Solution for Question 42
Analysis of Frames of Reference
To determine the path of the disc, we must analyze its motion in two different reference frames: the frame of the conveyor belt and the ground frame.
1. Motion Relative to the Belt:
Let the velocity of the belt be $\vec{v}_b$ and the initial velocity of the disc be $\vec{v}_0$.
The initial velocity of the disc relative to the belt is:
$$ \vec{v}_{rel} = \vec{v}_{disc} – \vec{v}_{belt} = \vec{v}_0 – \vec{v}_b $$
Since the belt is moving in the $+x$ direction and the disc enters in the $+y$ direction (perpendicular), the relative velocity vector points diagonally backwards. The kinetic friction force $\vec{f}_k$ acts opposite to the direction of this relative velocity ($ \vec{f}_k \propto -\vec{v}_{rel} $).
In the belt’s frame, the only force acting on the disc is friction, which opposes the motion. Since the direction of motion relative to the belt does not change (the force is directly opposite to velocity), the disc decelerates along a straight line until it stops relative to the belt.

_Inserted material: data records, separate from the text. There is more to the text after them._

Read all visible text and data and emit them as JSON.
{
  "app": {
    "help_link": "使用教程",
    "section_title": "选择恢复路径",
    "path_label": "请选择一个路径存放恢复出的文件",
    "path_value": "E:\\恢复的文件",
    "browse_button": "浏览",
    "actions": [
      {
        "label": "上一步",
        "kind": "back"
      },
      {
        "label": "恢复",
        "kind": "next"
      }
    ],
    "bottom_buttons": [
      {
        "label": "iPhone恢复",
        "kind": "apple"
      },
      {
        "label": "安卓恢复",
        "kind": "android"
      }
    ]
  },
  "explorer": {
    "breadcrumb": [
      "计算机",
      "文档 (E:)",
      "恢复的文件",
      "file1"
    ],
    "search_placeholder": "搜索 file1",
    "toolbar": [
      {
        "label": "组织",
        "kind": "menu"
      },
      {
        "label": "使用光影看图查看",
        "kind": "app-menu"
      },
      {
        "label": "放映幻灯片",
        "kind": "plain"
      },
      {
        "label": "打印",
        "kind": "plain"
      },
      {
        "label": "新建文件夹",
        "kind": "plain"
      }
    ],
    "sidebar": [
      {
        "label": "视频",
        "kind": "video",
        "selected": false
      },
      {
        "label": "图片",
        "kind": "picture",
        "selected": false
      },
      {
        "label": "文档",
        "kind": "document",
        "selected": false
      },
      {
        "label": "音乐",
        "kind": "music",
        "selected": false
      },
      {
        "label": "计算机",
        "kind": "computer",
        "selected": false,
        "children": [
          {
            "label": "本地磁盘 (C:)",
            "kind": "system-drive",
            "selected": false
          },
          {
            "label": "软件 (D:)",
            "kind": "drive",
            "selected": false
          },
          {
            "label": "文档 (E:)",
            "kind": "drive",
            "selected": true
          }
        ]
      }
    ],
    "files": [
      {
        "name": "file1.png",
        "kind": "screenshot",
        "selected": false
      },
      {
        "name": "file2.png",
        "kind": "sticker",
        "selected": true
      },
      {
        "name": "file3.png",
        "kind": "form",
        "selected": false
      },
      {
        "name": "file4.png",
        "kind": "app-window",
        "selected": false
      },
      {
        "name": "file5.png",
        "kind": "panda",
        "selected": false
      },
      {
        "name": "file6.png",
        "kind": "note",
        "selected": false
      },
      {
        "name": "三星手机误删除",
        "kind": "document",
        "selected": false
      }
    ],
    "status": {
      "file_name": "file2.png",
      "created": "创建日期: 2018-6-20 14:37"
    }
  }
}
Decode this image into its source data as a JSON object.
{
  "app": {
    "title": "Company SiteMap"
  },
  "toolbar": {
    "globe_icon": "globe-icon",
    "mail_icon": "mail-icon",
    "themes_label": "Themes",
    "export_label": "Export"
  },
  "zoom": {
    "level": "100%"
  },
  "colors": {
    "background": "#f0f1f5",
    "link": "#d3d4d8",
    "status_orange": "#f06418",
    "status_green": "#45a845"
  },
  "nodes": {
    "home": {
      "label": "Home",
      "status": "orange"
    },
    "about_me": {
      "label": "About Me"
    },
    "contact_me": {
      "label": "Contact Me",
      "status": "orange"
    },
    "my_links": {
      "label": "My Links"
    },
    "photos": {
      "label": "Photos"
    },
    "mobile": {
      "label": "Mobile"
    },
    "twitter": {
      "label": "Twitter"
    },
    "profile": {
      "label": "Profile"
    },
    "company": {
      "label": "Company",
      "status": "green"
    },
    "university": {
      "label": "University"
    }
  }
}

2. Motion Relative to the Ground:
In the ground frame, the frictional force is constant in magnitude ($f_k = \mu mg$) and acts in a constant direction (opposite to the initial relative velocity). This implies the disc experiences a constant acceleration vector $\vec{a}$.
The equation of motion is: $$ \vec{r}(t) = \vec{r}_0 + \vec{u}t + \frac{1}{2}\vec{a}t^2 $$ Since the initial velocity relative to the ground ($\vec{v}_0$) is not collinear with the constant acceleration vector ($\vec{a}$), the trajectory is a parabola.
Conclusion
- Relative to the belt: Straight line (Option b).
- Relative to the ground: Parabola (Option c).
Correct Answer: (b) and (c)